FACT: As feminists, we have long urged men to take responsibility in the home, as the Promise Keepers claim to do. However, when they say “taking responsibility” they mean taking control. Promise Keepers openly call for wives to “submit” to their husbands.

Promise Keepers do not encourage a relationship of equals in a marriage. Rather, they call for men to “take” their role as the leader in the family. Promise Keeper Tony Evans stated “I am not suggesting that you ask for your role back, I am urging you to take it back. There can be no compromise here.”

A young woman at a recent “Chosen Women” Rally, a female counterpart to the all-male Promise Keepers, stated “Our job is to submit to our teachers and our Professors…even if we know they are wrong. It is then in God’s hands.” PK expects women to submit not only in our homes but also in the secular world of the classroom and workplace.

This sets up a social learning process where PK children learn and model this behavior.  It seems girls will be resigned to traditional gender roles and that boys can learn to use and abuse their power as men when they are older.
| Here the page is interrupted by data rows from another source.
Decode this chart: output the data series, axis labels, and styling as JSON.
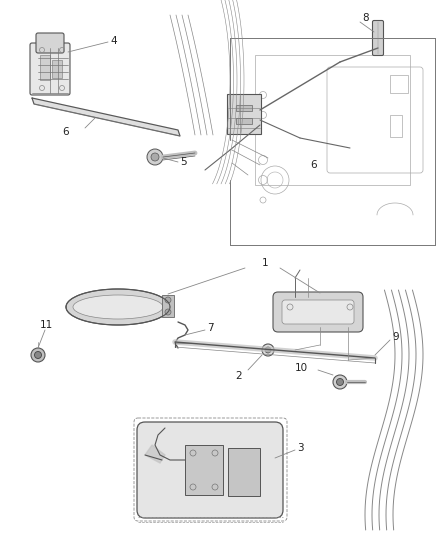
{
  "bg_color": "#ffffff",
  "line_color": "#555555",
  "fig_width": 4.38,
  "fig_height": 5.33,
  "dpi": 100,
  "label_fs": 7.5,
  "label_color": "#222222"
}
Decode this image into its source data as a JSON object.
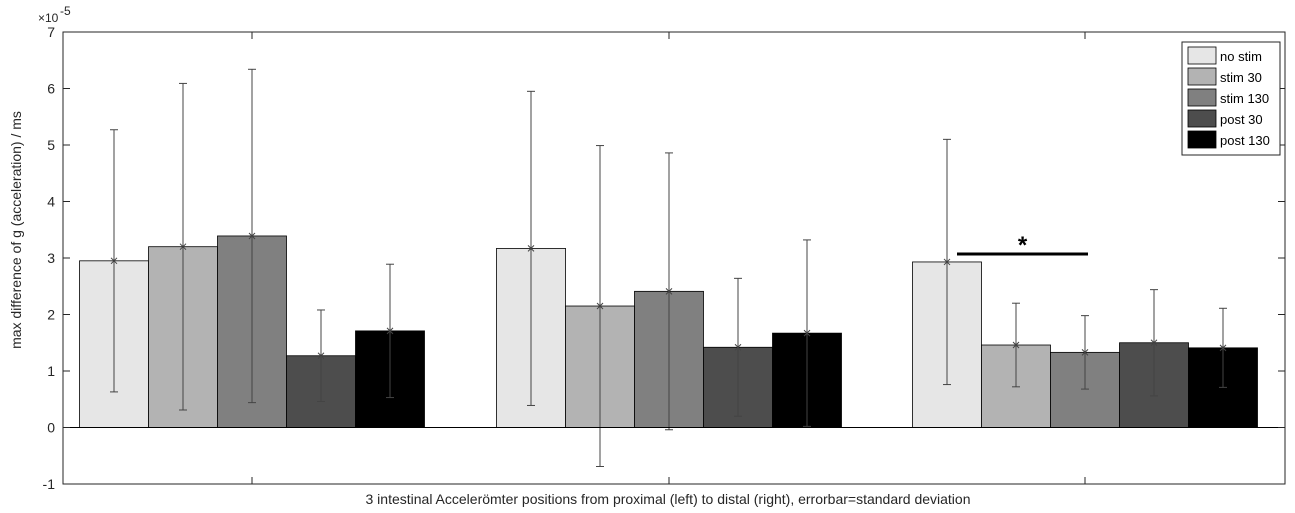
{
  "chart_data": {
    "type": "bar",
    "title": "",
    "xlabel": "3 intestinal Accelerömter positions from proximal (left) to distal (right), errorbar=standard deviation",
    "ylabel": "max difference of g (acceleration) / ms",
    "y_multiplier_label": "×10",
    "y_multiplier_exponent": "-5",
    "ylim": [
      -1,
      7
    ],
    "yticks": [
      -1,
      0,
      1,
      2,
      3,
      4,
      5,
      6,
      7
    ],
    "categories": [
      "",
      "",
      ""
    ],
    "series": [
      {
        "name": "no stim",
        "color": "#e6e6e6",
        "values": [
          2.95,
          3.17,
          2.93
        ],
        "std": [
          2.32,
          2.78,
          2.17
        ]
      },
      {
        "name": "stim 30",
        "color": "#b3b3b3",
        "values": [
          3.2,
          2.15,
          1.46
        ],
        "std": [
          2.89,
          2.84,
          0.74
        ]
      },
      {
        "name": "stim 130",
        "color": "#808080",
        "values": [
          3.39,
          2.41,
          1.33
        ],
        "std": [
          2.95,
          2.45,
          0.65
        ]
      },
      {
        "name": "post 30",
        "color": "#4d4d4d",
        "values": [
          1.27,
          1.42,
          1.5
        ],
        "std": [
          0.81,
          1.22,
          0.94
        ]
      },
      {
        "name": "post 130",
        "color": "#000000",
        "values": [
          1.71,
          1.67,
          1.41
        ],
        "std": [
          1.18,
          1.65,
          0.7
        ]
      }
    ],
    "significance": {
      "group": 3,
      "from_series": 0,
      "to_series": 2,
      "y": 3.07,
      "label": "*"
    },
    "legend_position": "top-right",
    "grid": false
  }
}
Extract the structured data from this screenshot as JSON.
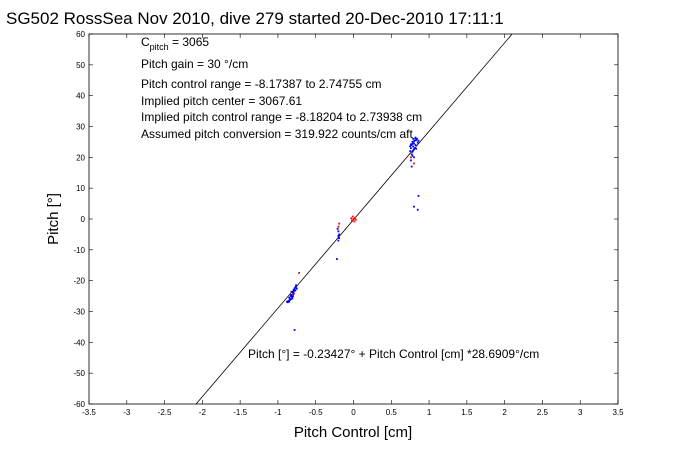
{
  "chart_data": {
    "type": "scatter",
    "title": "SG502 RossSea Nov 2010, dive 279 started 20-Dec-2010 17:11:1",
    "xlabel": "Pitch Control [cm]",
    "ylabel": "Pitch [°]",
    "xlim": [
      -3.5,
      3.5
    ],
    "ylim": [
      -60,
      60
    ],
    "x_ticks": [
      "-3.5",
      "-3",
      "-2.5",
      "-2",
      "-1.5",
      "-1",
      "-0.5",
      "0",
      "0.5",
      "1",
      "1.5",
      "2",
      "2.5",
      "3",
      "3.5"
    ],
    "y_ticks": [
      "-60",
      "-50",
      "-40",
      "-30",
      "-20",
      "-10",
      "0",
      "10",
      "20",
      "30",
      "40",
      "50",
      "60"
    ],
    "grid": false,
    "annotations": {
      "c_pitch_prefix": "C",
      "c_pitch_sub": "pitch",
      "c_pitch_value": " = 3065",
      "pitch_gain": "Pitch gain = 30 °/cm",
      "control_range": "Pitch control range = -8.17387 to 2.74755 cm",
      "implied_center": "Implied pitch center = 3067.61",
      "implied_range": "Implied pitch control range = -8.18204 to 2.73938 cm",
      "assumed_conversion": "Assumed pitch conversion = 319.922 counts/cm aft",
      "fit_equation": "Pitch [°] = -0.23427° + Pitch Control [cm] *28.6909°/cm"
    },
    "fit_line": {
      "intercept": -0.23427,
      "slope": 28.6909,
      "color": "#000000"
    },
    "series": [
      {
        "color": "#0000ff",
        "points": [
          [
            -0.85,
            -25.5
          ],
          [
            -0.84,
            -26.0
          ],
          [
            -0.83,
            -24.8
          ],
          [
            -0.82,
            -25.2
          ],
          [
            -0.8,
            -24.0
          ],
          [
            -0.79,
            -23.5
          ],
          [
            -0.78,
            -22.8
          ],
          [
            -0.77,
            -23.2
          ],
          [
            -0.76,
            -22.0
          ],
          [
            -0.81,
            -25.8
          ],
          [
            -0.86,
            -26.5
          ],
          [
            -0.87,
            -27.0
          ],
          [
            -0.83,
            -25.0
          ],
          [
            -0.8,
            -23.8
          ],
          [
            -0.78,
            -22.5
          ],
          [
            -0.82,
            -24.6
          ],
          [
            -0.84,
            -26.2
          ],
          [
            -0.76,
            -21.5
          ],
          [
            -0.79,
            -24.2
          ],
          [
            -0.81,
            -25.4
          ],
          [
            -0.85,
            -26.8
          ],
          [
            -0.77,
            -22.2
          ],
          [
            -0.83,
            -26.0
          ],
          [
            -0.8,
            -25.0
          ],
          [
            -0.88,
            -26.8
          ],
          [
            -0.75,
            -22.6
          ],
          [
            -0.79,
            -23.0
          ],
          [
            -0.82,
            -23.6
          ],
          [
            -0.78,
            -36.0
          ],
          [
            -0.2,
            -4.0
          ],
          [
            -0.2,
            -5.5
          ],
          [
            -0.19,
            -6.2
          ],
          [
            -0.2,
            -7.0
          ],
          [
            -0.21,
            -3.2
          ],
          [
            -0.19,
            -5.0
          ],
          [
            -0.22,
            -13.0
          ],
          [
            0.75,
            22.0
          ],
          [
            0.76,
            23.0
          ],
          [
            0.77,
            24.0
          ],
          [
            0.78,
            25.0
          ],
          [
            0.79,
            23.5
          ],
          [
            0.8,
            24.5
          ],
          [
            0.81,
            25.5
          ],
          [
            0.82,
            26.2
          ],
          [
            0.78,
            21.8
          ],
          [
            0.8,
            22.6
          ],
          [
            0.83,
            25.6
          ],
          [
            0.76,
            24.2
          ],
          [
            0.79,
            26.0
          ],
          [
            0.77,
            21.0
          ],
          [
            0.81,
            23.0
          ],
          [
            0.84,
            26.0
          ],
          [
            0.78,
            20.5
          ],
          [
            0.8,
            25.2
          ],
          [
            0.82,
            24.0
          ],
          [
            0.75,
            23.6
          ],
          [
            0.79,
            22.2
          ],
          [
            0.85,
            24.8
          ],
          [
            0.86,
            25.4
          ],
          [
            0.76,
            19.0
          ],
          [
            0.77,
            17.0
          ],
          [
            0.83,
            22.8
          ],
          [
            0.78,
            24.4
          ],
          [
            0.8,
            20.0
          ],
          [
            0.82,
            26.4
          ],
          [
            0.8,
            4.0
          ],
          [
            0.85,
            3.0
          ],
          [
            0.86,
            7.5
          ]
        ]
      },
      {
        "color": "#ff0000",
        "points": [
          [
            0.0,
            0.0
          ],
          [
            -0.02,
            -0.5
          ],
          [
            0.02,
            0.4
          ],
          [
            -0.01,
            0.8
          ],
          [
            0.01,
            -0.8
          ],
          [
            -0.03,
            0.2
          ],
          [
            0.03,
            -0.2
          ],
          [
            -0.19,
            -1.5
          ],
          [
            -0.2,
            -2.5
          ],
          [
            -0.72,
            -17.5
          ],
          [
            -0.8,
            -24.5
          ],
          [
            0.8,
            18.0
          ],
          [
            0.76,
            20.0
          ]
        ]
      }
    ]
  }
}
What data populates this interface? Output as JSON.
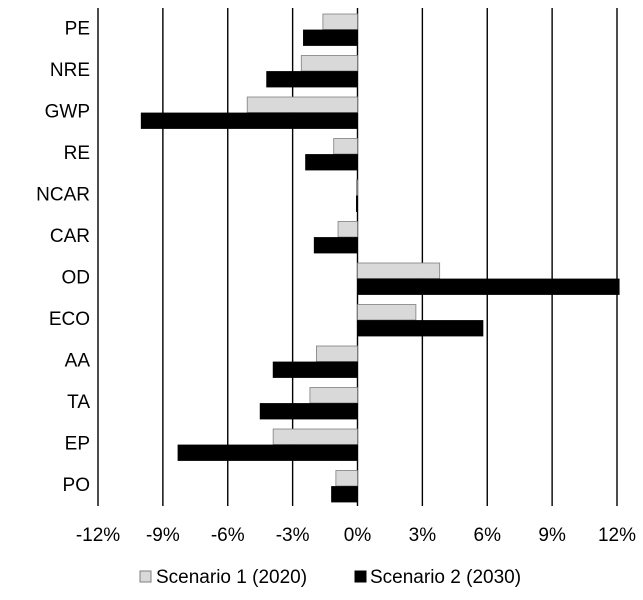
{
  "chart_data": {
    "type": "bar",
    "orientation": "horizontal",
    "categories": [
      "PE",
      "NRE",
      "GWP",
      "RE",
      "NCAR",
      "CAR",
      "OD",
      "ECO",
      "AA",
      "TA",
      "EP",
      "PO"
    ],
    "series": [
      {
        "name": "Scenario 1 (2020)",
        "color": "#d9d9d9",
        "values": [
          -1.6,
          -2.6,
          -5.1,
          -1.1,
          -0.05,
          -0.9,
          3.8,
          2.7,
          -1.9,
          -2.2,
          -3.9,
          -1.0
        ]
      },
      {
        "name": "Scenario 2 (2030)",
        "color": "#000000",
        "values": [
          -2.5,
          -4.2,
          -10.0,
          -2.4,
          -0.05,
          -2.0,
          12.1,
          5.8,
          -3.9,
          -4.5,
          -8.3,
          -1.2
        ]
      }
    ],
    "xlim": [
      -12,
      12
    ],
    "xticks": [
      -12,
      -9,
      -6,
      -3,
      0,
      3,
      6,
      9,
      12
    ],
    "xtick_labels": [
      "-12%",
      "-9%",
      "-6%",
      "-3%",
      "0%",
      "3%",
      "6%",
      "9%",
      "12%"
    ],
    "grid": "vertical",
    "legend": "bottom"
  }
}
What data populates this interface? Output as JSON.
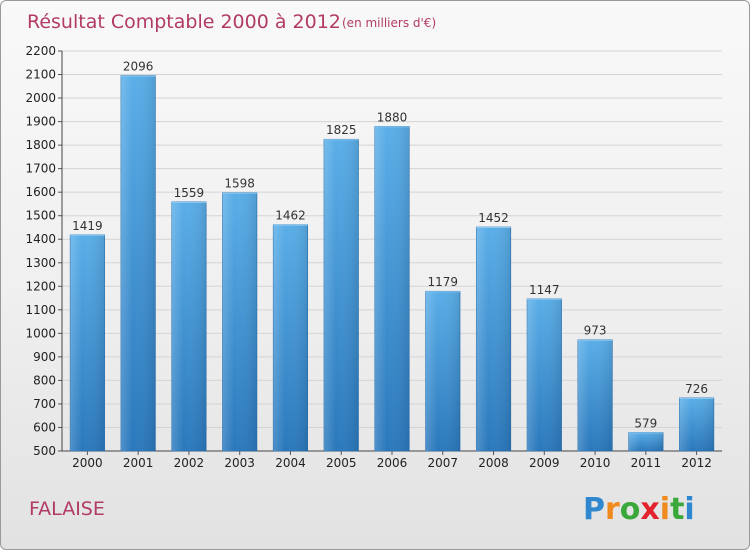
{
  "chart_data": {
    "type": "bar",
    "title": "Résultat Comptable 2000 à 2012",
    "subtitle": "(en milliers d'€)",
    "xlabel": "",
    "ylabel": "",
    "categories": [
      "2000",
      "2001",
      "2002",
      "2003",
      "2004",
      "2005",
      "2006",
      "2007",
      "2008",
      "2009",
      "2010",
      "2011",
      "2012"
    ],
    "values": [
      1419,
      2096,
      1559,
      1598,
      1462,
      1825,
      1880,
      1179,
      1452,
      1147,
      973,
      579,
      726
    ],
    "data_labels": [
      "1419",
      "2096",
      "1559",
      "1598",
      "1462",
      "1825",
      "1880",
      "1179",
      "1452",
      "1147",
      "973",
      "579",
      "726"
    ],
    "ylim": [
      500,
      2200
    ],
    "yticks": [
      500,
      600,
      700,
      800,
      900,
      1000,
      1100,
      1200,
      1300,
      1400,
      1500,
      1600,
      1700,
      1800,
      1900,
      2000,
      2100,
      2200
    ],
    "ytick_labels": [
      "500",
      "600",
      "700",
      "800",
      "900",
      "1000",
      "1100",
      "1200",
      "1300",
      "1400",
      "1500",
      "1600",
      "1700",
      "1800",
      "1900",
      "2000",
      "2100",
      "2200"
    ],
    "grid": true,
    "legend": "none",
    "colors": {
      "bar": "#3b91d4",
      "bar_light": "#5aaee8",
      "bar_dark": "#2a78bc",
      "grid": "#d4d4d4",
      "title": "#b23a66"
    }
  },
  "place": "FALAISE",
  "logo": {
    "text": "Proxiti",
    "letters": [
      {
        "char": "P",
        "color": "#2f87d0"
      },
      {
        "char": "r",
        "color": "#f08a1c"
      },
      {
        "char": "o",
        "color": "#3aa83a"
      },
      {
        "char": "x",
        "color": "#e2232e"
      },
      {
        "char": "i",
        "color": "#f08a1c"
      },
      {
        "char": "t",
        "color": "#3aa83a"
      },
      {
        "char": "i",
        "color": "#2f87d0"
      }
    ]
  }
}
The Promise Keepers are not a gendered movement, although, they claim this and instead are a part of the “power elite” and wish to maintain the gender status quo, instead of to improve and build upon something like other Men’s Rights groups may do.  From the first institution of the home up to the highest public position, Promise Keepers pose a threat to positive change, as research suggests.  This group deserves more research to come to an absolute conclusion from a sociological prospective that this group is as the thesis states.  But, from the literature available this group seems to reflect all the previous labels.

References

Encarta ® World English Dictionary © & (P) 1998-2004 Microsoft Corporation. All rights reserved.

Heiner, R.  (2006).  Social Problems: An Introduction to Critical Constructionism.  New York, NY: Oxford University Press

PBS. (October 3, 1997).  NEWSHOUR TRANSCRIPT.  “Sermons on the Mall”.  Available Online http://www.pbs.org/newshour/bb/religion/july-dec97/promise_10-3.html.  (last accessed 28 Feb 2007).

NOW. (2007).  “Myths and Facts About the Promise Keepers”. Available online:http://www.now.org/issues/right/promise/mythfact.html. (last accessed 28 Feb 2007).

“Personal Communication”.  M. Johnson, Bachelor of Liberal Studies.  (1 March 2007).

Religioustolerance.org.  “Promise Keepers (PK), Pro and Con: PART 1”; A survey in 1995 by the National Center for Fathering .  Available online: http://www.religioustolerance.org/chr_pk.htm. (last accessed 28 Feb 2007).

Simmel, Georg. (1906).  “The Sociology of Secrecy and of Secret Societies” in American Journal of Sociology 11: 441-498. Available online: http://spartan.ac.brocku.ca/~lward/Simmel/Simmel_1906.html.  (last accessed 28 Feb 2007).

Turner& Killian. (1987).  “Toward a Theory of Social Movements” in Buechler, S.T.& Cylke Jr., F. K.  (1997).  Social Movements: Perspectives and Issues.  Mountain View, CA:  Mayfield Publishing Company.

Wikepedia.  “Promise Keepers”  Available online: http://en.wikipedia.org/wiki/Promise_Keepers. (last accessed 28 Feb 2007).

Wood, Julia T.  (2007).  Gendered Lives: Communication, Gender, and Culture, Seventh Edition.  USA:  Thomson Wadsworth.